En 2007, Amr Salama, jeune scénariste et metteur en scène, a accepté de relever le défi après avoir assisté à une réunion organisée par l’ONUSIDA à laquelle participait un groupe de personnes séropositives. Il a écouté leur histoire et a été ému par leur vécu. M. Salama a travaillé pendant un an avec l’ONUSIDA à la rédaction du scénario qui raconte l’histoire vraie d’une femme séropositive, morte suite à une injustice. Il souhaitait vivement transmettre la même intensité émotionnelle qu’il avait ressentie lorsqu’il avait écouté les histoires des personnes présentes à la réunion.

« Ce film a été un fabuleux voyage. Je souhaitais qu’il reflète la colère que j’avais ressentie face aux injustices dont j’avais été le témoin », a déclaré M. Salama. « J’étais en colère, non pas pour les personnes séropositives que j’ai rencontrées, mais plutôt contre le silence et l’injustice qui étaient en passe de devenir la norme dans notre société. » Le scénario s’intitule Asmaa, du nom de femme qui signifie « noms » en arabe.
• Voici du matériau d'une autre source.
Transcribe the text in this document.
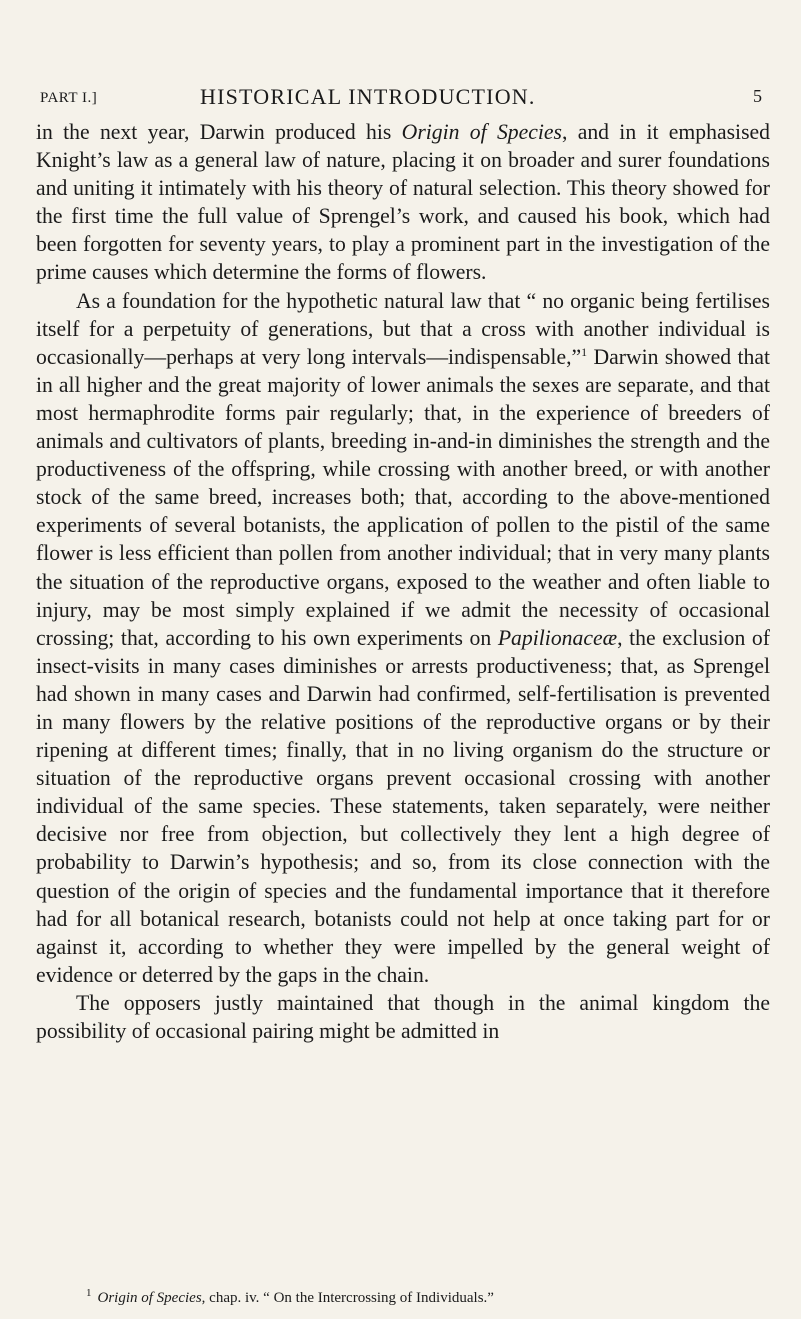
PART I.]	HISTORICAL INTRODUCTION.	5

in the next year, Darwin produced his Origin of Species, and in it emphasised Knight’s law as a general law of nature, placing it on broader and surer foundations and uniting it intimately with his theory of natural selection. This theory showed for the first time the full value of Sprengel’s work, and caused his book, which had been forgotten for seventy years, to play a prominent part in the investigation of the prime causes which determine the forms of flowers.

As a foundation for the hypothetic natural law that “ no organic being fertilises itself for a perpetuity of generations, but that a cross with another individual is occasionally—perhaps at very long intervals—indispensable,”$^1$ Darwin showed that in all higher and the great majority of lower animals the sexes are separate, and that most hermaphrodite forms pair regularly; that, in the experience of breeders of animals and cultivators of plants, breeding in-and-in diminishes the strength and the productiveness of the offspring, while crossing with another breed, or with another stock of the same breed, increases both; that, according to the above-mentioned experiments of several botanists, the application of pollen to the pistil of the same flower is less efficient than pollen from another individual; that in very many plants the situation of the reproductive organs, exposed to the weather and often liable to injury, may be most simply explained if we admit the necessity of occasional crossing; that, according to his own experiments on Papilionaceæ, the exclusion of insect-visits in many cases diminishes or arrests productiveness; that, as Sprengel had shown in many cases and Darwin had confirmed, self-fertilisation is prevented in many flowers by the relative positions of the reproductive organs or by their ripening at different times; finally, that in no living organism do the structure or situation of the reproductive organs prevent occasional crossing with another individual of the same species. These statements, taken separately, were neither decisive nor free from objection, but collectively they lent a high degree of probability to Darwin’s hypothesis; and so, from its close connection with the question of the origin of species and the fundamental importance that it therefore had for all botanical research, botanists could not help at once taking part for or against it, according to whether they were impelled by the general weight of evidence or deterred by the gaps in the chain.

The opposers justly maintained that though in the animal kingdom the possibility of occasional pairing might be admitted in

$^1$ Origin of Species, chap. iv. “ On the Intercrossing of Individuals.”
Surmonter la peur de parler

Le prochain grand défi pour ce projet était d’attirer l’attention d’un producteur. Mohamed Hefzy, un jeune producteur qui a travaillé sur des problèmes sociaux tels que les enfants des rues et l’autisme, a manifesté son intérêt pour la réalisation de ce film. Convaincu que les médias devaient aborder les questions relatives aux droits de l’homme, M. Hefzy a jugé que ce projet valait la peine d’être aidé.

J’espère que ce film, comme la révolution, aidera les personnes vivant avec le VIH à faire de même et que le regard de la société changera définitivement.

M. Mohamed Hefzy, producteur

« Ce film qui parle d’une femme qui décide de surmonter sa peur pour exiger le respect de ses droits fondamentaux à des soins de santé a paradoxalement été réalisé avant la révolution égyptienne. Après tout, la révolution n’a été possible que parce les Égyptiens ont surmonté leur peur de parler. J’espère que ce film, comme la révolution, aidera les personnes vivant avec le VIH à faire de même et que le regard de la société changera définitivement », a déclaré M. Hefzy

Des personnes vivant avec le VIH ont été associées à plusieurs étapes de la réalisation. Certaines ont même joué dans le film, et leur expérience a inspiré les acteurs et leur a permis d’éclairer leur jeu.

Le film a reçu l’appui d’une star. La célèbre actrice tunisienne Hind Sabry, qui vit en Égypte, joue le rôle principal du film : elle est Asmaa. Le film retrace l’histoire d’une femme qui surmonte courageusement ses peurs et le rejet de la société pour faire valoir ses droits.

La célèbre actrice tunisienne Hind Sabry, qui vit en Égypte, joue le rôle principal du film : elle est Asmaa.

Cela fait plusieurs années que Mme Sabry s’est personnellement engagée à plaider pour les droits des personnes séropositives. Elle a participé à des annonces télévisées sur le service public et a été la voix des personnes vivant avec le VIH dans plusieurs instances. Pour la préparer à son rôle, l’ONUSIDA a organisé des rencontres entre l’actrice et des femmes séropositives.

« Je pense que le film donnera lieu à des critiques car il aborde des points épineux, mais Asmaa reste une expérience artistique et humanitaire », a déclaré Mme Sabry.

La prochaine phase du projet est toute proche : le film sera lancé d’ici la fin de cette année après avoir été présenté dans plusieurs festivals du film dans le monde entier. De nombreuses personnes, en Égypte et plus loin, ont hâte de voir le film sortir et espèrent sincèrement que la société va changer de manière positive.